Gel şimdi bir ağaca dikkatle bak! İşte bahar mevsiminde yaprakların muntâzaman çıkması, çiçeklerin mevzunen açılması, meyvelerin hikmetle, rahmetle büyümesi ve dalların ellerinde, mâsum çocuklar gibi, nesimin esmesiyle oynaması içindeki lâtif ağzını gör. Nasıl bir dest-i kerem ile yeşillenen yaprakların dili ile ve bir neş’e-i lütuf ile tebessüm eden çiçeklerin lisanıyla ve bir cilve-i rahmet ile gülen meyvelerin kelimâtı ile ifade edilen hikmetli nizâm içindeki adilli mizan; ve adli gösteren mizan içinde bulunan dikkatli san’atlar, nakışlar ve meharetli nakışlar ve zînetler içinde rahmet ve ihsanı gösteren ayrı ayrı tatlı tatmaklar ve ayrı ayrı güzel kokular ve hoş tatmaklar içinde birer mu’cize-i kudret olan tohumlar ve çekirdekler, gayet zâhir bir sûrette bir Sâni’- i Hakîm, Kerîm, Rahîm, Muhsin, Mün’im, Mücemmil, Mufaddıl’ın vücûb-u vücûdunu ve vahdetini ve cemâl-i rahmetini ve kemâl-i Rububiyyetini gösterir. İşte eğer bütün rûy-i zemindeki ağaçların lisan-ı hallerini birden dinleyebilsen,
hazinesinde ne kadar güzel cevherler bulunduğunu göreceksin, anlayacaksın.

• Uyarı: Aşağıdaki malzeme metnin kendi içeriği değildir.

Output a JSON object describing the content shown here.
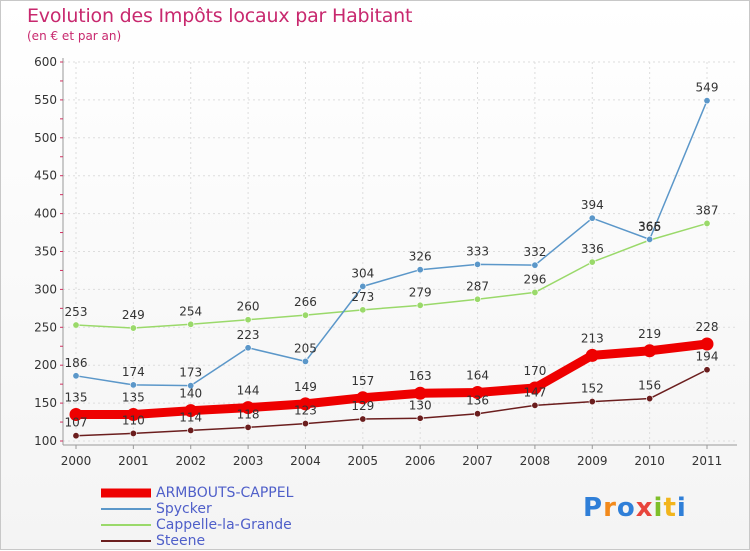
{
  "title": "Evolution des Impôts locaux par Habitant",
  "subtitle": "(en € et par an)",
  "logo": {
    "letters": [
      {
        "ch": "P",
        "color": "#2f7fd8"
      },
      {
        "ch": "r",
        "color": "#f28a1c"
      },
      {
        "ch": "o",
        "color": "#2f7fd8"
      },
      {
        "ch": "x",
        "color": "#e8453c"
      },
      {
        "ch": "i",
        "color": "#7fbf2a"
      },
      {
        "ch": "t",
        "color": "#f2b51c"
      },
      {
        "ch": "i",
        "color": "#2f7fd8"
      }
    ]
  },
  "chart_data": {
    "type": "line",
    "x": [
      "2000",
      "2001",
      "2002",
      "2003",
      "2004",
      "2005",
      "2006",
      "2007",
      "2008",
      "2009",
      "2010",
      "2011"
    ],
    "ylim": [
      100,
      600
    ],
    "yticks": [
      100,
      150,
      200,
      250,
      300,
      350,
      400,
      450,
      500,
      550,
      600
    ],
    "legend_position": "bottom-left",
    "series": [
      {
        "name": "ARMBOUTS-CAPPEL",
        "color": "#ee0000",
        "values": [
          135,
          135,
          140,
          144,
          149,
          157,
          163,
          164,
          170,
          213,
          219,
          228
        ]
      },
      {
        "name": "Spycker",
        "color": "#5b97c9",
        "values": [
          186,
          174,
          173,
          223,
          205,
          304,
          326,
          333,
          332,
          394,
          366,
          549
        ]
      },
      {
        "name": "Cappelle-la-Grande",
        "color": "#9ad96a",
        "values": [
          253,
          249,
          254,
          260,
          266,
          273,
          279,
          287,
          296,
          336,
          365,
          387
        ]
      },
      {
        "name": "Steene",
        "color": "#6b1e1e",
        "values": [
          107,
          110,
          114,
          118,
          123,
          129,
          130,
          136,
          147,
          152,
          156,
          194
        ]
      }
    ]
  }
}
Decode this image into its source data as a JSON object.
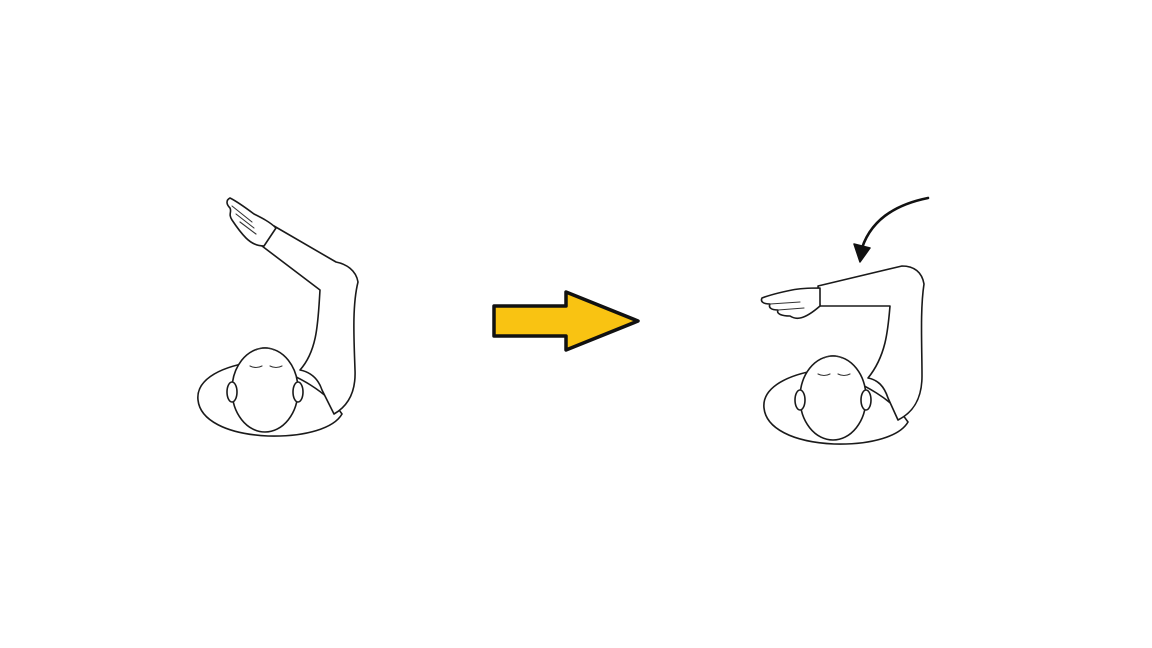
{
  "figures": [
    {
      "icon": "person-top-view-arm-raised-icon",
      "state": "start"
    },
    {
      "icon": "person-top-view-arm-horizontal-icon",
      "state": "end"
    }
  ],
  "transition_arrow": {
    "icon": "right-arrow-icon",
    "color": "#F9C312",
    "outline": "#111111"
  },
  "motion_arrow": {
    "icon": "curved-arrow-icon",
    "color": "#111111"
  }
}
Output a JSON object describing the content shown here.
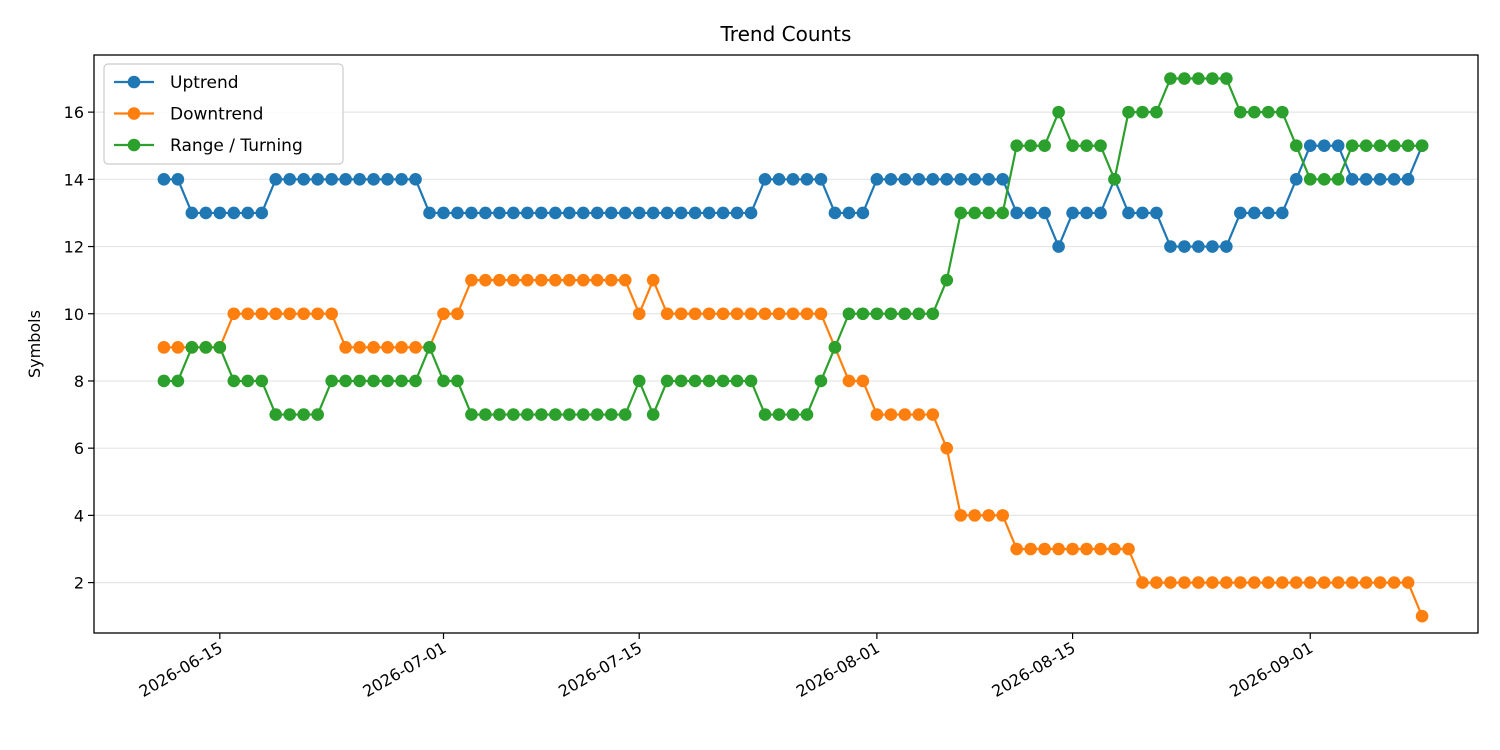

İşte ey nankörlük içinde kendini başıboş zanneden bedbaht gafil! Bu derece hadsiz lisanlarla kendini sana tanıttıran ve bildiren ve sevdiren bir Kerîm-i Zülcemâl, tanımak istenilmezse bu lisanları susturmalı. Mâdemki susturulmaz, dinlemeli. Gafletle kulağını kapasan kurtulamazsın. Çünki: Sen kulağını kapamakla kâinat sükût etmez, mevcûdât susmaz, Vahdâniyyet şahitleri seslerini kesmezler. Elbette seni mahkûm ederler...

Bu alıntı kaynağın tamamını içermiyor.